A powerful feature of Clerestory is that it supports passing a function as the "rules" for a symbol. This allows you to completely bypass the built-in rule selection functionality and generate abritrary expressions in pretty much any way you wish.

const daysOfWeek = ['Sunday', 'Monday', 'Tuesday', 'Wednesday', 'Thursday', 'Friday', 'Saturday'];
const dayGrammar = new Grammar({
    today: () => daysOfWeek[new Date().getDay()]
});

Conditional rules

Another powerful feature that Clerestory adds is conditional rules. When defining a rule in object syntax, you can add a condition key, which is simply an expression. The rule will only be chosen if it evaluates to a truthy value.

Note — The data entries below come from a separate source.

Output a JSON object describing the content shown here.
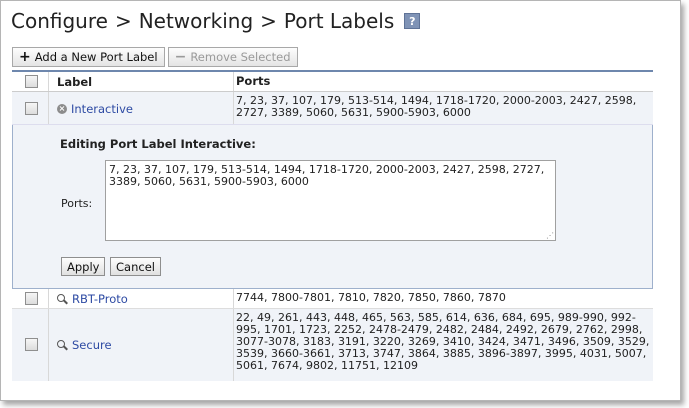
{
  "breadcrumb": {
    "items": [
      "Configure",
      "Networking",
      "Port Labels"
    ],
    "separator": ">"
  },
  "help": {
    "glyph": "?"
  },
  "toolbar": {
    "add_label": "Add a New Port Label",
    "remove_label": "Remove Selected"
  },
  "table": {
    "headers": {
      "label": "Label",
      "ports": "Ports"
    },
    "rows": [
      {
        "label": "Interactive",
        "ports": "7, 23, 37, 107, 179, 513-514, 1494, 1718-1720, 2000-2003, 2427, 2598, 2727, 3389, 5060, 5631, 5900-5903, 6000"
      },
      {
        "label": "RBT-Proto",
        "ports": "7744, 7800-7801, 7810, 7820, 7850, 7860, 7870"
      },
      {
        "label": "Secure",
        "ports": "22, 49, 261, 443, 448, 465, 563, 585, 614, 636, 684, 695, 989-990, 992-995, 1701, 1723, 2252, 2478-2479, 2482, 2484, 2492, 2679, 2762, 2998, 3077-3078, 3183, 3191, 3220, 3269, 3410, 3424, 3471, 3496, 3509, 3529, 3539, 3660-3661, 3713, 3747, 3864, 3885, 3896-3897, 3995, 4031, 5007, 5061, 7674, 9802, 11751, 12109"
      }
    ]
  },
  "editor": {
    "title": "Editing Port Label Interactive:",
    "ports_label": "Ports:",
    "ports_value": "7, 23, 37, 107, 179, 513-514, 1494, 1718-1720, 2000-2003, 2427, 2598, 2727, 3389, 5060, 5631, 5900-5903, 6000",
    "apply_label": "Apply",
    "cancel_label": "Cancel"
  }
}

const hungryGrammar = new Grammar({
    comment: [
        {
            text: 'I am starving!',
            condition: '{isHungry}'
        },
        {
            text: 'I couldn\'t eat a thing!'
        }
    ]
});

You can also set conditionValue to check the condition expression against a defined value (which is also treated as an expression):

const nameGrammar = new Grammar({
    firstName: [
        {
            text: '{firstNameFeminine}',
            condition: '{gender}',
            conditionValue: 'feminine'
        },
        {
            text: '{firstNameMasculine}',
            condition: '{gender}',
            conditionValue: 'masculine'
        }
    ]
});

Expressions

Expressions are the individual bits of text produced by symbol rules and parsed by Clerestory. Expression syntax is very simple, largely inspired by Tracery.

In this expression:

Why hello there, {traveler}!
// Why hello there, Gandalf!

{traveler} is a reference to another symbol in the same grammar. Once referenced in this way, the symbol traveler will persist its generated value. If you want to reference a symbol without saving the output, use {~traveler} which will always expand the symbol without flattening it.

Alternations

Bracery-style alternations are also supported:

[Hi|Hello|Yo], {traveler}!
// Hello, Gandalf!

You can even nest symbol references inside alternations:

[Hi {traveler}!|{traveler}, what's up?|Howdy!] How fares your quest?
// Gandalf, what's up? How fares your quest?

Clerestory also supports Tracery-style modifiers. These are generally simple text transformations which can be chained. A few useful defaults are included and you can add your own.

{animal.s.uppercase}
// CATS

Digits and letters

You can generate random digits inside alternations. The syntax: [#] will generate a random digit between 0 and 9, so [###] would be anything from 000 to 999. For more control, you can use n-n syntax to generate a digit in a specific range. [2-50] will generate a digit between 2 and 5 followed by a 0, so 20, 30, 40, or 50. @ works similarly and will generate a random letter.